Vietnamese pancake in Cao Lanh

Vietnamese pancake (Banh xeo) is a famous Vietnamese traditional food which is popular in Southern Vietnam and Central Vietnam. Each region has its own recipe for Banh xeo. Vietnamese pancake in Cao Lanh – the capital city of Dong Thap is famous for the big round thin rice flour crust which is fried in a big aluminum pan over charcoal.

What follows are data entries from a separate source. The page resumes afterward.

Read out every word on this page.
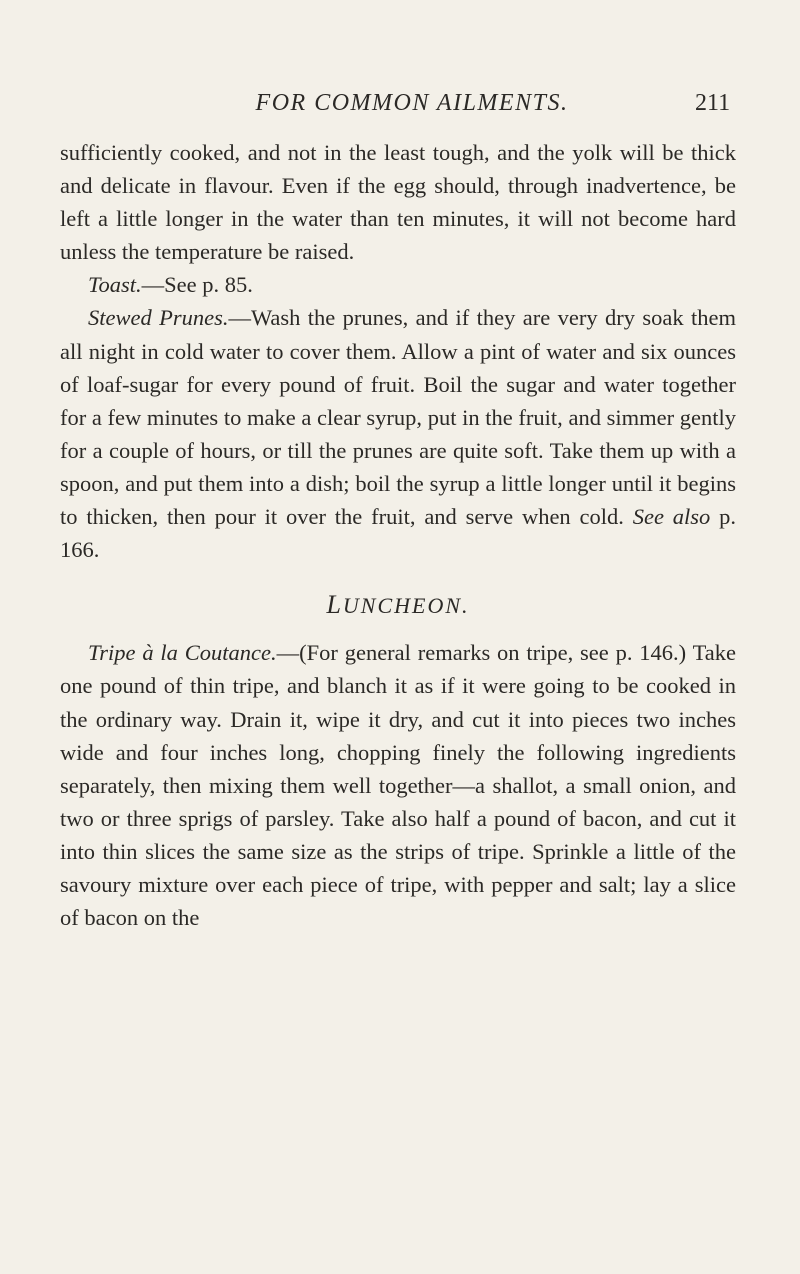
FOR COMMON AILMENTS.	211

sufficiently cooked, and not in the least tough, and the yolk will be thick and delicate in flavour. Even if the egg should, through inadvertence, be left a little longer in the water than ten minutes, it will not become hard unless the temperature be raised.

Toast.—See p. 85.

Stewed Prunes.—Wash the prunes, and if they are very dry soak them all night in cold water to cover them. Allow a pint of water and six ounces of loaf-sugar for every pound of fruit. Boil the sugar and water together for a few minutes to make a clear syrup, put in the fruit, and simmer gently for a couple of hours, or till the prunes are quite soft. Take them up with a spoon, and put them into a dish; boil the syrup a little longer until it begins to thicken, then pour it over the fruit, and serve when cold. See also p. 166.

LUNCHEON.

Tripe à la Coutance.—(For general remarks on tripe, see p. 146.) Take one pound of thin tripe, and blanch it as if it were going to be cooked in the ordinary way. Drain it, wipe it dry, and cut it into pieces two inches wide and four inches long, chopping finely the following ingredients separately, then mixing them well together—a shallot, a small onion, and two or three sprigs of parsley. Take also half a pound of bacon, and cut it into thin slices the same size as the strips of tripe. Sprinkle a little of the savoury mixture over each piece of tripe, with pepper and salt; lay a slice of bacon on the
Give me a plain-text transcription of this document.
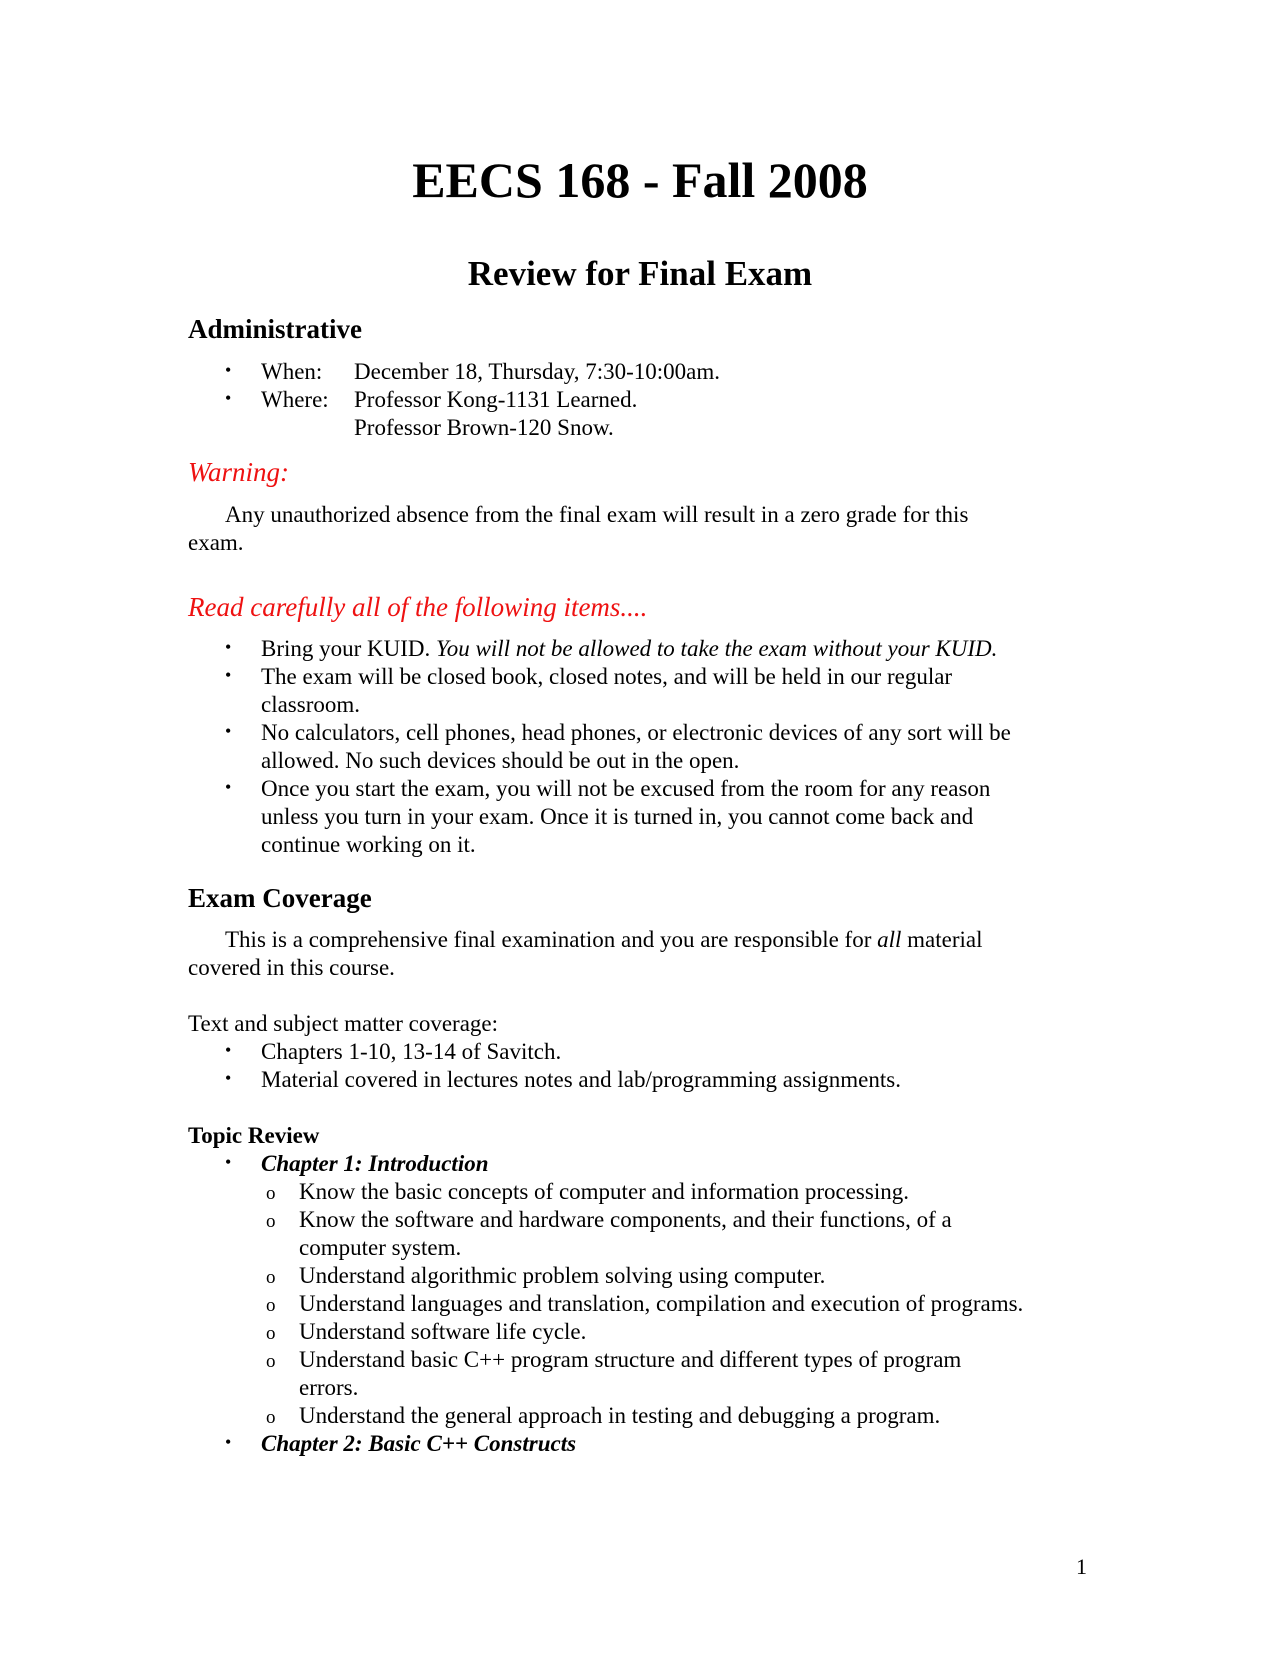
EECS 168 - Fall 2008
Review for Final Exam
Administrative
• When: December 18, Thursday, 7:30-10:00am.
• Where: Professor Kong-1131 Learned.
Professor Brown-120 Snow.
Warning:
Any unauthorized absence from the final exam will result in a zero grade for this
exam.
Read carefully all of the following items....
• Bring your KUID. You will not be allowed to take the exam without your KUID.
• The exam will be closed book, closed notes, and will be held in our regular
classroom.
• No calculators, cell phones, head phones, or electronic devices of any sort will be
allowed. No such devices should be out in the open.
• Once you start the exam, you will not be excused from the room for any reason
unless you turn in your exam. Once it is turned in, you cannot come back and
continue working on it.
Exam Coverage
This is a comprehensive final examination and you are responsible for all material
covered in this course.
Text and subject matter coverage:
• Chapters 1-10, 13-14 of Savitch.
• Material covered in lectures notes and lab/programming assignments.
Topic Review
• Chapter 1: Introduction
o Know the basic concepts of computer and information processing.
o Know the software and hardware components, and their functions, of a
computer system.
o Understand algorithmic problem solving using computer.
o Understand languages and translation, compilation and execution of programs.
o Understand software life cycle.
o Understand basic C++ program structure and different types of program
errors.
o Understand the general approach in testing and debugging a program.
• Chapter 2: Basic C++ Constructs
1
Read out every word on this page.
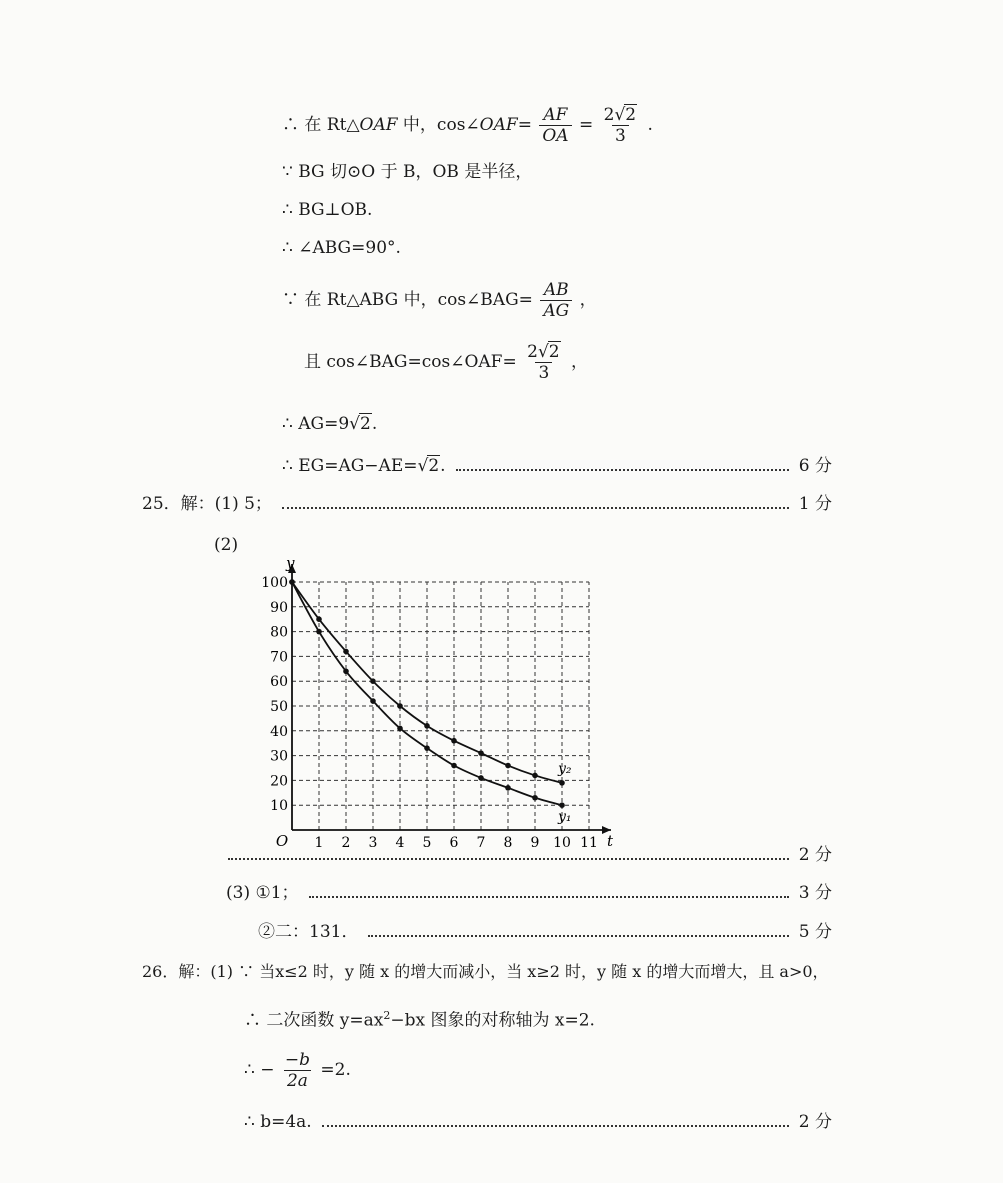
∴ 在 Rt△OAF 中，cos∠OAF= $\frac{AF}{OA} = \frac{2√2}{3}$ .
∵ BG 切⊙O 于 B，OB 是半径，
∴ BG⊥OB.
∴ ∠ABG=90°.
∵ 在 Rt△ABG 中，cos∠BAG= $\frac{AB}{AG}$ ，
且 cos∠BAG=cos∠OAF= $\frac{2√2}{3}$ ，
∴ AG=9√2.
∴ EG=AG−AE=√2.	6 分
25．解：(1) 5；	1 分
(2)
O	t
y
1 2 3 4 5 6 7 8 9 10 11
10
20
30
40
50
60
70
80
90
100
y₂
y₁
2 分
(3) ①1；	3 分
②二：131．	5 分
26．解：(1) ∵ 当x≤2 时，y 随 x 的增大而减小，当 x≥2 时，y 随 x 的增大而增大，且 a>0，
∴ 二次函数 $y=ax^2-bx$ 图象的对称轴为 x=2.
∴ − $\frac{-b}{2a} =2$.
∴ b=4a.	2 分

To make Banh xeo crust, choose high-quality rice which has just harvested and smells great. The rice is soaked in water, ground until smooth, mixed with coconut milk, salt, chopped green onion, turmeric powder. The filling is made from jicama, bean sprouts, duck (or lean pork and shrimp). There are two types of Vietnamese pancakes in Cao Lanh: Vietnamese pancake with duck and Vietnamese pancake with pork and shrimp. Both are delicious and worth trying. To make the filling for the first type, they ground duck meat and small duck bones into a mixture. To make the filling for the second type of Banh xeo, slice lean pork and remove heads of shrimp.

The cook must be very skillful to make the crust as thin as a paper and extremely crispy. When the pan is hot, pour the mixture onto the pan, add the filling and cover the lid. Wait until there is a sound “sizz”, open the lid, fold the cake in half and get the cake out of the pan and put it on banana leaves. The cake has a semicircle shape.

Vietnamese pancake in Cao Lanh is served with sweet-sour dipping fish sauce with pickled carrot and daikon, various vegetables and herbs. The fish sauce dip is the soul of this dish. Besides flavorful fish sauce dip, Banh Xeo in Cao Lanh is famous for special vegetables such as Costus speciosus leaf, wild betel leaf, Premna serratifolia leaf. Diners can get a piece of Banh xeo, dip in the sauce and tuck in. Or they can wrap Banh xeo, veggies, herbs in brown mustard or salad leaves, then dip in the sauce and tuck in. It has been said that eating Banh xeo with hands is better.

A mixture of rice flour, water, turmeric water, chopped green onion.

A cook can make many Vietnamese pancakes at the same time.

Vietnamese pancake in Cao Lanh is famous for very thin crust.

The filling is made from shrimp and pork.

To eat Banh xeo, wrap the crust and filling in vegetables, then dip in sweet-sour fish sauce dip.